Last month I reviewed the YOPO lens kit for the iPhone 6+/6s+. You can read about that at this link. I was terribly dissatisfied with the quality of the images the kit produced. To be frank, they were just so poor as to be unusable.
The ōlloclip 2x Telephoto with Wide Angle and Macro was recently recommended to me. While you will see issues, I personally find the image quality to be significantly better than the YOPO. Additionally, the ōlloclip comes with a polarizing filter. If you’ve shot much around bright, reflective water, you know that’s a handy filter to have. It fits all three of the lens combinations on the ōlloclip.
I’m showing a photo of the ōlloclip on a strap you can wear around your neck. It also comes with a keychain ring to add it to your keys or whatever. It’s small and not at all heavy.

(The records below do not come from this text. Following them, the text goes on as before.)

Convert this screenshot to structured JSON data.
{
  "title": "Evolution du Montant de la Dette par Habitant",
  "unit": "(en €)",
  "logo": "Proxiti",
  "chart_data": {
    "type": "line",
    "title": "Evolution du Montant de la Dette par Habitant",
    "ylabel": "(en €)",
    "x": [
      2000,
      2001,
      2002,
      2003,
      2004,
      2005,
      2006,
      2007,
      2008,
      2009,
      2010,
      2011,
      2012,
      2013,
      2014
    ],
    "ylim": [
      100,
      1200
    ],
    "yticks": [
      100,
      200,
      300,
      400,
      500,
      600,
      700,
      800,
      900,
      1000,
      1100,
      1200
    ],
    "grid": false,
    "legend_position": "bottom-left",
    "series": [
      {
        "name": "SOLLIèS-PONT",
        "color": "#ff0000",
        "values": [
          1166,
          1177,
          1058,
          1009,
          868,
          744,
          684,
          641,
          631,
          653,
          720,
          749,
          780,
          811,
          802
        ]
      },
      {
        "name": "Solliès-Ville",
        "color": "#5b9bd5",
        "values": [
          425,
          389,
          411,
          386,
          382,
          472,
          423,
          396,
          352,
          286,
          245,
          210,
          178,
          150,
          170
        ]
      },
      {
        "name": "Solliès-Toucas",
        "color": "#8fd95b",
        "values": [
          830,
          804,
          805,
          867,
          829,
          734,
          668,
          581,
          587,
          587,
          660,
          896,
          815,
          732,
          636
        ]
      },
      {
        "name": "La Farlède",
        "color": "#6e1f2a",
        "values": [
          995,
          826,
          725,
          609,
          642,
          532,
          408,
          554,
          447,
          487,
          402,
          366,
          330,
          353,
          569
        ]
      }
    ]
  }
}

All of the images below are un-retouched. I shot most of them from very close to the same locations for the 2 series. This first image, however, was not shot in the center of the room as were several others. Without thinking, I centered myself on the fireplace.
Below is the same location from which the YOPO images were shot.
To use the macro lens, you simply unscrew the wide angle lens. This is a shot of the small plastic lens cover for the wide angle lens. It’s about the size of a nickel. The depth of field does not seem as shallow with the ōlloclip macro as I recall the YOPO.
Using the 2x telephoto lens pinches the image in toward its center with some blurring on the outer reaches. As I recall, the YOPO telephoto was significantly more powerful, bringing the viewer directly in front of the bricks but was so blurry as to be unusable.
Again, on the image below, you see the fireplace pulling in toward the center. It’s a perfect rectangle.
The wide angle lens has a bit of image distortion, as wide angle lenses tend to do.
Unfortunately, the outside light was intense. On this shot I stood more in the center of the room than the fireplace itself. The lens creates a bit of a bulge effect from the center—again, very common in wide angle lenses.
I personally think the ground glass of the ōlloclip lens creates a superior overall image quality: less blur, less distortion, less darkness. I would actually use this for day-to-day, add-to-my-journal shooting.
The lens adapter is small and pops onto the phone easily. While you want to check, I found that slipping the lens in the correct position over the phone’s camera’s lens was easily accomplished without any need to fiddle and get just so-so.
However, if the rumor mill can be believed, the iPhone 7 will make these lens adaptors unnecessary. Time will tell.